Last night the instructor led off with the above Mike Tyson quote. He said the goal of many of the games we play in class is to get us to react instinctively - without thinking. The singing game was designed for that purpose and so is the game Bunny Bunny which we've played several times. (I'm not sure I can describe that game justice in writing) We play these games every class, increase the speed each time, continually screw up, get coached and little by little get better. Failure is a big piece of the improv learning process. Last night I had a 5-minute scene – I don’t have enough fingers/toes to count up my blunders. But that’s part of the point. It’s an interesting feeling when you’re starting to get comfortable with failing.

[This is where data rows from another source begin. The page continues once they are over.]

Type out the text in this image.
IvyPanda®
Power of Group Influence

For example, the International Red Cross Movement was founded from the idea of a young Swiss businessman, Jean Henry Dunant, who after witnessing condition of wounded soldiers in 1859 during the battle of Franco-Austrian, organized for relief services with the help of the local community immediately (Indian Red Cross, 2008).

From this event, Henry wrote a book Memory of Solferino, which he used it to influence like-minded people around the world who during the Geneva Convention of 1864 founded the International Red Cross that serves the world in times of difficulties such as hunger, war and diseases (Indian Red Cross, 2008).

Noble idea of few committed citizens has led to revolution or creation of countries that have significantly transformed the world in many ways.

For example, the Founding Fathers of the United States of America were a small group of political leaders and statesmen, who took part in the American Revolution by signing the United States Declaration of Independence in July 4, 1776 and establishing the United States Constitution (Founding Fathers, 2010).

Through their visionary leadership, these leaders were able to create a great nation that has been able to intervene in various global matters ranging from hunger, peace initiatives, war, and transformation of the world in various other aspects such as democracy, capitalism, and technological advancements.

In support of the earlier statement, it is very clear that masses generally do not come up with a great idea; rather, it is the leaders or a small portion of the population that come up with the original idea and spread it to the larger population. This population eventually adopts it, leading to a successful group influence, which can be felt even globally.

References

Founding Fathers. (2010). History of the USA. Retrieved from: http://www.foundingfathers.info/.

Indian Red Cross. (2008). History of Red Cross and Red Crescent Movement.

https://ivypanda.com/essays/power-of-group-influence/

I spend much of my time as a product manager vetting ideas, collaborating on requirements, doing market research, etc. It’s about making the right decisions with using the right data. But when I think more about it, I also make dozens of decisions each week instinctively. Development hits a technical obstacle and has multiple solutions to go over/around it. Each of those solutions is made up of different costs, benefits and trade-offs. You make a decision on the fly to keep the project moving. I'm approached all the time with the question "what about this?”. There’s not enough time in the day to vet all of the decisions via research.
The way you get better at making these day-to-day decisions is through experience and knowledge. The mistakes I made in the past applies to the future decisions. The hours spent visiting and observing customers in action allow me to pick up tidbits of information that are continually built upon and shape my decision making in unexpected ways. I make a decision that is based on a lesson I learned from a customer visit 2 years ago – things that I’m not sure how I even remember…but I do. Lesson 3 of improv was about taking the opportunity to learn every chance I get and being comfortable with the knowledge that you can’t always plan ahead. Also to remember to up the ante…and that failure is not always a bad thing.